L’Atalanta, sur un air Latino

Par Nicolas Segura publié le 01 Sep 2019

Avec les arrivées de Guilherme Arana et de Luis Muriel, la Dea confirme son attirance envers les Sud-américains. Ces deux nouvelles recrues viennent renforcer l’effectif version Ligue des Champions, déjà bien fourni de Sud-américains. Plusieurs cadres de l’équipe proviennent d’ailleurs de ce contient : Zapata, Palomino, Gomez ou encore Toloi. C’est une tactique qui a certes bien marché, mais qui n’est pas totalement parfaite.

Viva Colombia !

La Colombie est le pays préféré de l’Atalanta en ce moment. Après la réussite Zapata, Luis Muriel espère lui aussi devenir meilleur. Déjà impressionnante l’année dernière, l’attaque s’est renforcée avec l’arrivée de Muriel et de Malinovskyi. Lors du premier match face à la SPAL, le premier s’est illustré en marquant un doublé en six minutes après être sorti du banc. Après ses six mois réussis du côté de la Fiorentina, il reste finalement en Italie. Peut-il devenir, à l’instar de son compatriote Zapata l’année dernière, le nouvel atout offensif de l’Atalanta ? Gasperini pourra-t-il faire de Muriel une machine à buts ? Un parallèle entre les deux Colombiens existe. Les deux Colombiens ont en effet joué pour la Sampdoria et ont réalisé leur record de buts (11) dans ce club avant de venir à l’Atalanta.

Un phénomène assez ancien

En observant la dernière décennie, deux joueurs ont grandement marqué l’Atalanta : German Denis et Papu Gomez. Ces deux Argentins sont devenus des capitaines et des idoles. Le premier a été un des acteurs les plus importants : il a permis à l’Atalanta de consolider sa présence en Serie A grâce à ses talents de buteur (56 buts en 153 matchs). Il est d’ailleurs le quatrième meilleur marqueur de l’histoire du club. Le second a su devenir le joueur phare de l’équipe, et ce, peu après son arrivée. Aujourd’hui encore, il va guider l’Atalanta, désormais en C1.

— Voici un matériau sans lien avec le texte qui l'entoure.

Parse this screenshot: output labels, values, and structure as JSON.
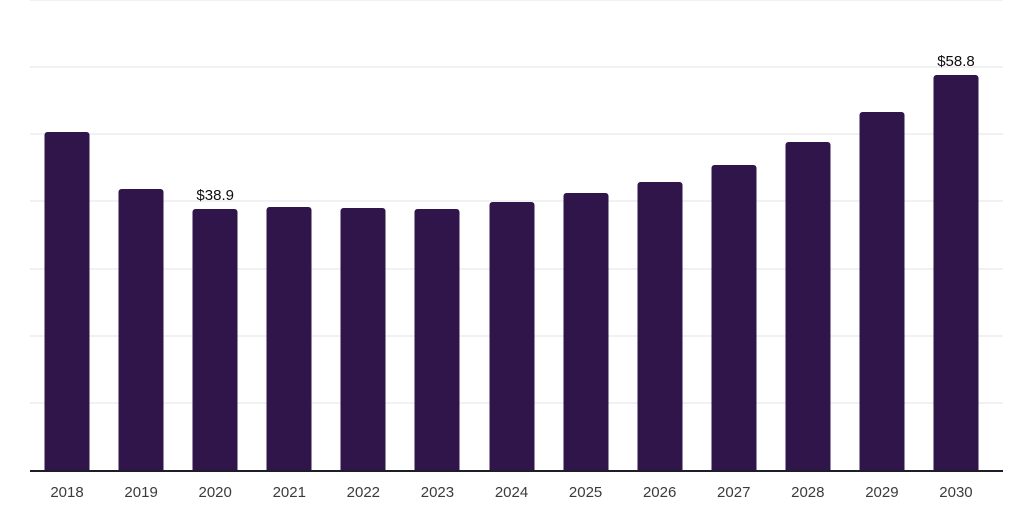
{
  "chart_data": {
    "type": "bar",
    "title": "",
    "xlabel": "",
    "ylabel": "",
    "categories": [
      "2018",
      "2019",
      "2020",
      "2021",
      "2022",
      "2023",
      "2024",
      "2025",
      "2026",
      "2027",
      "2028",
      "2029",
      "2030"
    ],
    "values": [
      50.4,
      41.8,
      38.9,
      39.1,
      39.0,
      38.9,
      39.9,
      41.2,
      42.9,
      45.4,
      48.9,
      53.3,
      58.8
    ],
    "data_labels": [
      "",
      "",
      "$38.9",
      "",
      "",
      "",
      "",
      "",
      "",
      "",
      "",
      "",
      "$58.8"
    ],
    "ylim": [
      0,
      70
    ],
    "gridline_step": 10,
    "grid": "horizontal",
    "y_tick_labels_visible": false,
    "legend": "none",
    "colors": {
      "background": "#ffffff",
      "bar": "#2f1549",
      "axis_line": "#1e1e28",
      "gridline": "#f1f1f3",
      "x_label": "#3b3b3b",
      "data_label": "#0e0e0e"
    }
  }
}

L’arrivée de joueur Sud-américains à Bergame n’est pourtant pas un phénomène récent. À la fin des années années 1980, des joueurs comme Evair ou Caniggia ont connu les coupes d’Europe avec la Dea et ont ainsi marqué l’histoire du club. Claudio Caniggia, compère de Batistuta en équipe d’Argentine, va exploser à la Dea à partir de 1989 après une saison compliquée du côté du Hellas. Avec Evair, ils ont été les principaux protagonistes en attaque du côté de l’Atalanta, alors qualifiée en Coupe UEFA au tournant des années 1990. Pourtant, lors de la saison 1989-1990, ils étaient les seuls étrangers, avec le capitaine Strömberg, dans l’équipe ; ce qui montre leur importance au sein de l’effectif. Cette tradition perdure à l’approche du XXIe siècle, avec entre autres Paolo Montero, qui passera ensuite neuf ans à la Juventus. Mais c’est dans les années 2010 et l’arrivée de German Denis que les Sud-américains commencent vraiment à avoir la côte. Par exemple, Maximiliano Moralez (Argentine), Ferreira Pinto (Brésil) ou encore Carlos Carmona (Chili) ont disputé chacun plus de 100 matchs avec l’Atalanta.

Une stratégie qui a ses limites

Dernièrement, il n’y a pas eu que des réussites concernant les Sud-américains à l’Atalanta. Des joueurs en fin de carrière sont venus à l’Atalanta, alors que leur meilleur niveau était derrière eux. Mario Yepes ou Lionel Scaloni sont les exemples les plus flagrants en défense notamment ; mais Mauricio Pinilla peut également être considéré comme un léger échec avec seulement 12 buts en deux saisons malgré ses six premiers mois convaincants. D’autres joueurs n’ont pas réussi à s’imposer ou à se trouver une place dans l’effectif. Parmi eux Joao Schmidt, arrivé en 2017 mais qui est parti s’exiler en prêt à Nagoya après être revenu au Brésil. L’Équatorien Bryan Cabezas (Équateur), arrivé en 2016, est dans une situation similaire : il est prêté pour la quatrième fois en à peine deux ans.